Another week, another PR musing. Two blog’s attracted my attention last week, both written by interesting, knowledgeable marketing communications people. The first was from the Econsultancy http://tinyurl.com/2wpuk7a and the second from PR’squared http://tinyurl.com/35ll3dc.
Econsultancy looked at the social media backlash and signed-off with the thought that social media is here to stay and soon we’ll stop calling it social media and I agree. It’s time everyone stopped seeing online, or rather social media, as separate to a firm’s broader communication strategy and messaging. The right messaging, knowing your audience and finding the right channels to connect with your audience is what counts. It may be that companies identify online, inclusive of own content, commenting on relevant press articles, twitter and facebook are key, it may not. Perhaps networking events and direct mail are more appropriate. What it should never be is isolated, or treated as being isolated from the whole and no company can afford to ignore a communication channel. Choosing not to engage via a particular communication channel is not at all the same thing as ignoring it.
For example, as Eurostar and BP found to their respective corporate head holding earlier this year, not utilising social media is not the same as not having a strategy for social media. Most companies have strategies in place for picking up on negative media coverage and then choosing whether or not to respond to that coverage. That’s why firms monitor the press, either via an agency service or something like Google alerts. Certainly Eurostar and BP would have had media monitoring in place. So why didn’t they have that in place for social media? I would be very surprised if they don’t now, but certainly if they had at the time BP wouldn’t have been embarrassed by and then dealt so poorly with the parody BPpressoffice twitter account and Eurostar would have responded faster to customer complaints – effectively chopping off the cobra’s head.
In the same way, embracing online too fully without strategy can be equally ill advised. A few years ago there was the empty blog syndrome, where blogs had been set up by senior corporate spokespeople and then left to whistle lonely in the wind. Well now its twitter accounts. Worse still, many companies have no presence but their employees do, creating a disconnect between corporate communications and the communication of staff – or rather, the individual is greater than the collective. Not a good look. (http://tinyurl.com/289fab9 interesting look at FTSE 100’s representation on twitter by blogger Lance Concannon).
PR’squared upped the ante on Econsultancy by examining the future of PR. A learned fellow’s view is that to separate PR from marketing is an approach that is fast dying out and should do so. The two are interlinked and are most effective when harmoniously managed.
“Traditional PR agencies have five to 10 years left in the cycle before they get phased out. Everything is blurring together and traditional PR agencies need to think how they are going to add to their social and digital abilities and how to expand into other areas,” PR industry veteran Aaron Kwittken.

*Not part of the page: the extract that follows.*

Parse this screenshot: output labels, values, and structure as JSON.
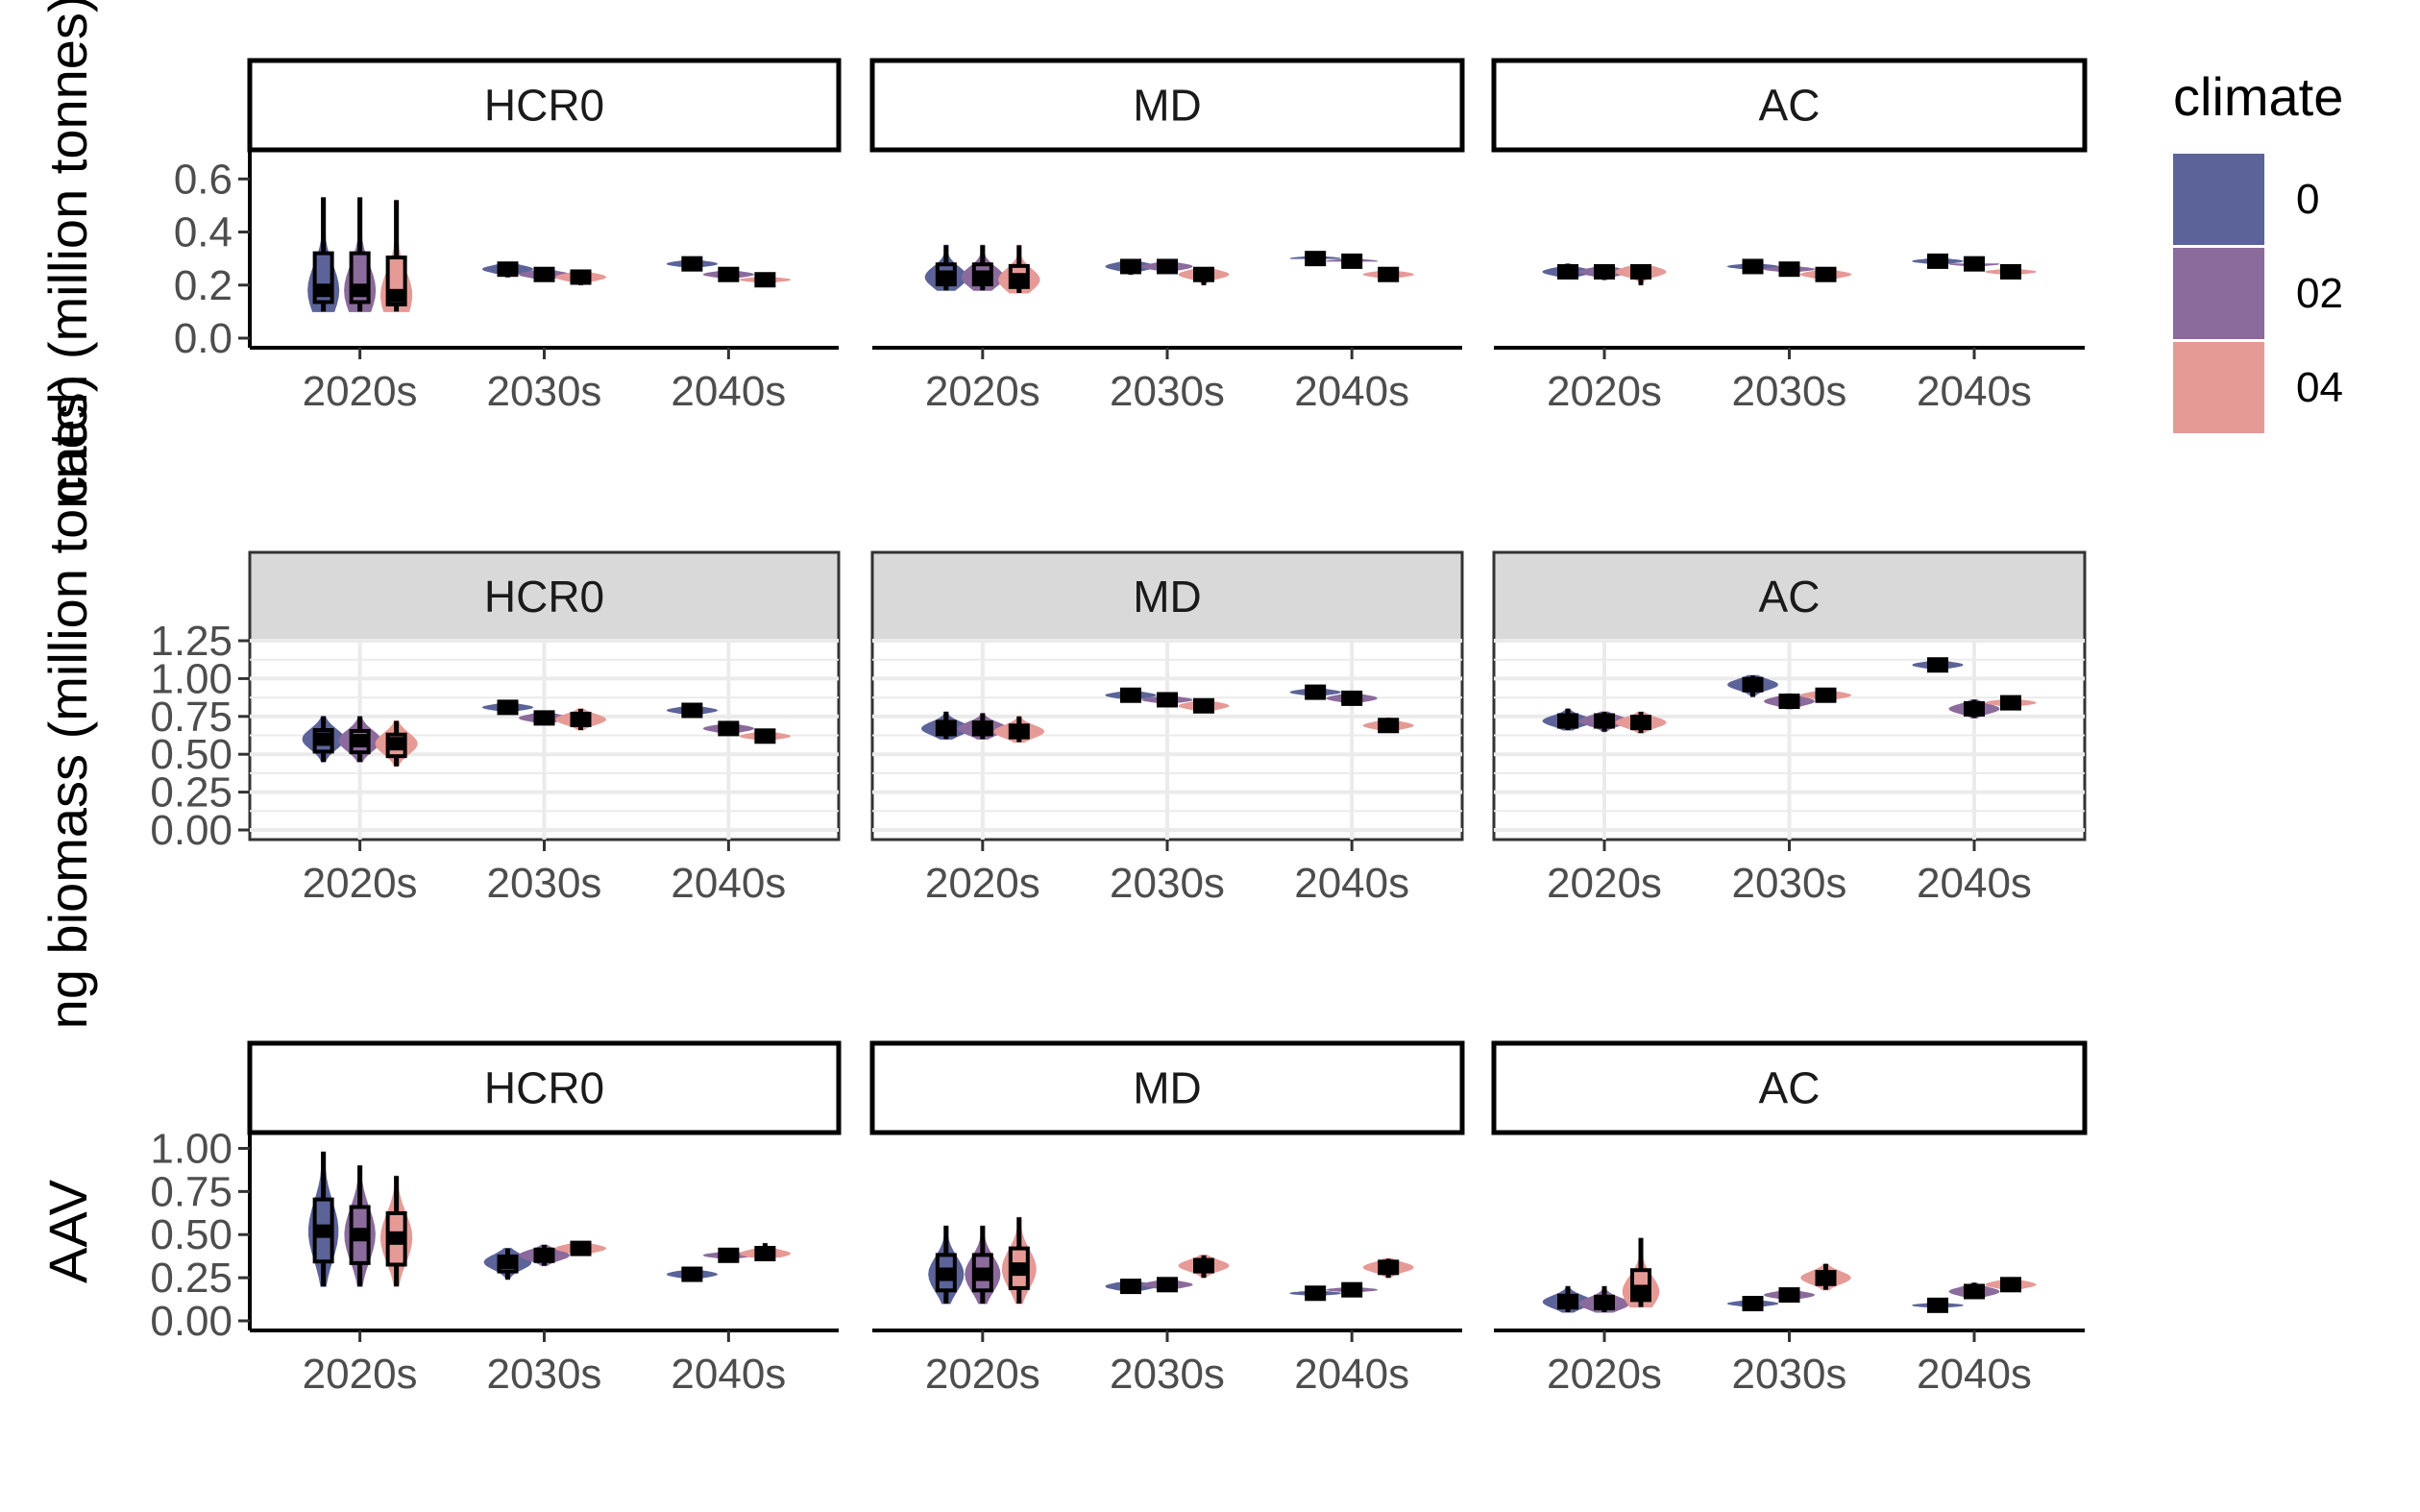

Again, I couldn’t agree more, although 10 years seems rather generous to me. For PR and marketing to exist in isolation of each other can quickly lead to discordant messaging and a lack of harmony does not help maximise the potential of campaigns. How many times have you seen a brilliant concept, even brilliant marketing that lacked visibility because the talkability was left out of the mix? In the same way, I’m sure you can think of countless examples where chatability was high, but the firm’s delivery on its spoken promise failed to materialise elsewhere.
It’s good to see that the “public” in public relations is back.